The Republican Budget

In the world of budgets, initial proposals are often just fantasy documents.  But there is at least some connection to things like 1) basic reality, and 2) basic math.  Not so the latest Republican House budget.  Dana Milbank goes to town:

It was altogether fitting that Republicans rolled out their budget during a festival of inebriation in honor of the man who magically (and apocryphally) banished snakes from Ireland. What Republicans have done with their budget is no less fantastic: They have employed lucky charms and mystical pots of gold to make them appear more sober about balancing the budget than they actually are.

“We do not rely on gimmicks or creative accounting tricks to balance our budget,” the House Republicans say in the introduction to their fiscal 2016 budget.

True, the budget does not rely on gimmicks. The budget is a gimmick…

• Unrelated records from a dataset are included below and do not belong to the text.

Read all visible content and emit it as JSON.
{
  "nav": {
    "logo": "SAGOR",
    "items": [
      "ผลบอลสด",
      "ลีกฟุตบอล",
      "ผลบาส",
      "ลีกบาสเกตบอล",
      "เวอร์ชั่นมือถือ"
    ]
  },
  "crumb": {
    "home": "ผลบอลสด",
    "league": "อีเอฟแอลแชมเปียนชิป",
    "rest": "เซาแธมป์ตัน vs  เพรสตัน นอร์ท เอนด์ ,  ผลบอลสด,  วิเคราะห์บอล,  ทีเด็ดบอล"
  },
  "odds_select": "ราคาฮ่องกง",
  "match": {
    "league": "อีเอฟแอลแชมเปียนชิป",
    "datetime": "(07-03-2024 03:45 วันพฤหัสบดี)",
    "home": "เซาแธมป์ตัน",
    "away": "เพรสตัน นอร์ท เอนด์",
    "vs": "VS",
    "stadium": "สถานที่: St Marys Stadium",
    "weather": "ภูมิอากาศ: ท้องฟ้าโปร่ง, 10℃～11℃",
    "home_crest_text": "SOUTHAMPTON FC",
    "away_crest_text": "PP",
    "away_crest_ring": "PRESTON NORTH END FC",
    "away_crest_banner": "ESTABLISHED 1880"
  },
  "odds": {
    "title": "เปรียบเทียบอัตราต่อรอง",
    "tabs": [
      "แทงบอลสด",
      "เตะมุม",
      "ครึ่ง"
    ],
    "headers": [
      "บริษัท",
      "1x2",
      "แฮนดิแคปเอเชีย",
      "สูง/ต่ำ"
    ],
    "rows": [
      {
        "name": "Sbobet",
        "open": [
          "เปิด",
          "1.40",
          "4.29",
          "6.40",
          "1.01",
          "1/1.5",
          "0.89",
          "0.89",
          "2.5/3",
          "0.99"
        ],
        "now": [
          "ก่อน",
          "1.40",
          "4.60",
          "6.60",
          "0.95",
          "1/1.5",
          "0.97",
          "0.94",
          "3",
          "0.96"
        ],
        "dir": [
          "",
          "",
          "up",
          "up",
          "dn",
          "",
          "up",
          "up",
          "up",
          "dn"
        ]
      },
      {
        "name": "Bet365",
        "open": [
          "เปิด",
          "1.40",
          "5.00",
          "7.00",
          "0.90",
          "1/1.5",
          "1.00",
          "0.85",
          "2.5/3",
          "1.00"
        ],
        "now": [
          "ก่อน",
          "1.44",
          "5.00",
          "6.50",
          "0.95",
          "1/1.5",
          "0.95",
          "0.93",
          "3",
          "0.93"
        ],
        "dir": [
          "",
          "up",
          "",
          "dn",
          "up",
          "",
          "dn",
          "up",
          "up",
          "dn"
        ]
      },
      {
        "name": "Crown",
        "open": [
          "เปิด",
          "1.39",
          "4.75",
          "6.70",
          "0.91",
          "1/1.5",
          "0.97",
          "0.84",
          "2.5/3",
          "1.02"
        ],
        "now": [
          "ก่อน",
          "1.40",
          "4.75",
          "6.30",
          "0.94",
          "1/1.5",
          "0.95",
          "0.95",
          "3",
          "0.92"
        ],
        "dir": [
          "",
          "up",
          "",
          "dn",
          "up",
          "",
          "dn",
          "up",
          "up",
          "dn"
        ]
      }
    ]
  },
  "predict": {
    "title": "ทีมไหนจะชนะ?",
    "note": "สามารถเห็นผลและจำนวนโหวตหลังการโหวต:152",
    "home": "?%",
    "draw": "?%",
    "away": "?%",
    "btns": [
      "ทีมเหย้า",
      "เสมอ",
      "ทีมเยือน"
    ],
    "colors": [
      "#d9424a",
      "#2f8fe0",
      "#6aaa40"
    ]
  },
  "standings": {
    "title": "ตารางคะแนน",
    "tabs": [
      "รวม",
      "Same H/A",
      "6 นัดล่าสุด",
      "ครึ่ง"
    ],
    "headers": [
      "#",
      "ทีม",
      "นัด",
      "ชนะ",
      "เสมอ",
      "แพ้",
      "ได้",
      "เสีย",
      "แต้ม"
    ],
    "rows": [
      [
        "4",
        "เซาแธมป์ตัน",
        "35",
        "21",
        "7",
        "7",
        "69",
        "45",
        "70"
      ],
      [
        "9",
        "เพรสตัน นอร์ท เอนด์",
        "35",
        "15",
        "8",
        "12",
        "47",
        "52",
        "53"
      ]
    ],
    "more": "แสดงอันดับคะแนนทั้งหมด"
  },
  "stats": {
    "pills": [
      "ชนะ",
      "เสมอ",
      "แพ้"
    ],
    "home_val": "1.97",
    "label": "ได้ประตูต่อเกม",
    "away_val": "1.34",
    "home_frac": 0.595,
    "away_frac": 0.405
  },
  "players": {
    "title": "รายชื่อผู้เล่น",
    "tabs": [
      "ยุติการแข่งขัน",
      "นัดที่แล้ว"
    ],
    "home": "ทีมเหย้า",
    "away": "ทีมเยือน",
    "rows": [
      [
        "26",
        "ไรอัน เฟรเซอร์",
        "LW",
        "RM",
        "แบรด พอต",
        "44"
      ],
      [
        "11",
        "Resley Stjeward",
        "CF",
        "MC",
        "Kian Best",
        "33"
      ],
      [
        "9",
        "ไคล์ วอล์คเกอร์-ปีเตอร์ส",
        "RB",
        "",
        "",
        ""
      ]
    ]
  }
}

It assumes that current tax cuts will be allowed to expire as scheduled — which would amount to a $900 billion tax increase that nobody believes would be allowed to go into effect.

It proposes to repeal Obamacare but then counts revenues and savings from Obamacare as if the law remained in effect.

It claims to save $5.5 trillion over 10 years, but in the fine print — the budget plan’s instructions to committees — it only asks them to identify about $5 billion in savings over that time.

It assumes more than $1 trillion in cuts to a category known as “other mandatory” programs — but doesn’t specify what those cuts would be.

You get the picture.  I assume a group of third-graders could create a more serious budget.  Seriously.

And Krugman adds some context:

Think about what these budgets would do if you ignore the mysterious trillions in unspecified spending cuts and revenue enhancements. What you’re left with is huge transfers of income from the poor and the working class, who would see severe benefit cuts, to the rich, who would see big tax cuts. And the simplest way to understand these budgets is surely to suppose that they are intended to do what they would, in fact, actually do: make the rich richer and ordinary families poorer.

But this is, of course, not a policy direction the public would support if it were clearly explained. So the budgets must be sold as courageous efforts to eliminate deficits and pay down debt — which means that they must include trillions in imaginary, unexplained savings. [emphasis mine]

Yep– I think Krugman nails it.  There may be some actual adults in the Republican party, but they are sure not in the GOP House caucus.

About Steve Greene
Professor of Political Science at NC State

One Response to The Republican Budget

  1. rgbact says:

    Its sad how a supposed intellectual like Krugman usually has the least smart analysis and resorts to nothing but “Republicans are EVIL” in post after post. Oh well, liberals seem to love it.

    At least Dana Milbank tries to analyze. I’m confused what expiring tax cuts he’s referring to. And btw, Obamacare is supposedly deficit neutral, so its a wash to remove it.